Il fatto che una riga sia Da inviare indica che attende il processo e la data prevista. Inviato attesta il completamento registrato dal worker; Errore richiede l’analisi del provider e del messaggio associato.
Impostazioni del modulo
Le impostazioni scelgono lo SMTP utilizzato per le campagne e-mail. SMS e WhatsApp usano i provider predefiniti configurati nelle rispettive aree. Scegliere Nessun SMTP rende indisponibile l’invio e-mail anche se la campagna può essere compilata.
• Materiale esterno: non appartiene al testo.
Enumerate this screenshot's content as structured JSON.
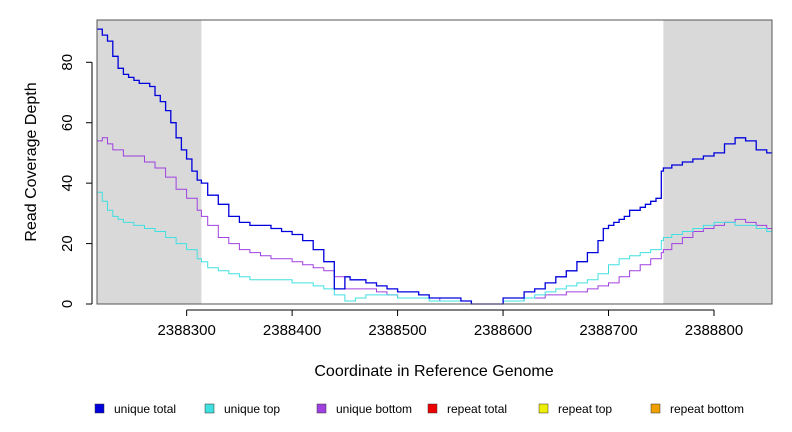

Salva modifica la configurazione globale del tenant: prima di cambiare provider verifica credenziali e reputazione, senza mostrarle nella documentazione.

Template condivisi degli eventi
Comunicazioni fornisce anche l’archivio comune dei template E-mail, SMS, WhatsApp e ISP APP usati dagli eventi di Fatture, Ticket, Preventivi, E-commerce e altri moduli. Questi template si modificano normalmente nella pagina Impostazioni del modulo proprietario dell’evento, non nella lista Campagne.
Il nome tecnico dell’evento collega i quattro canali allo stesso momento operativo. Prima di salvare controllare oggetto, corpo, variabili ammesse e testo di fallback. Modificare un template evento cambia gli invii futuri di quella funzione, ma non riscrive campagne o messaggi già accodati.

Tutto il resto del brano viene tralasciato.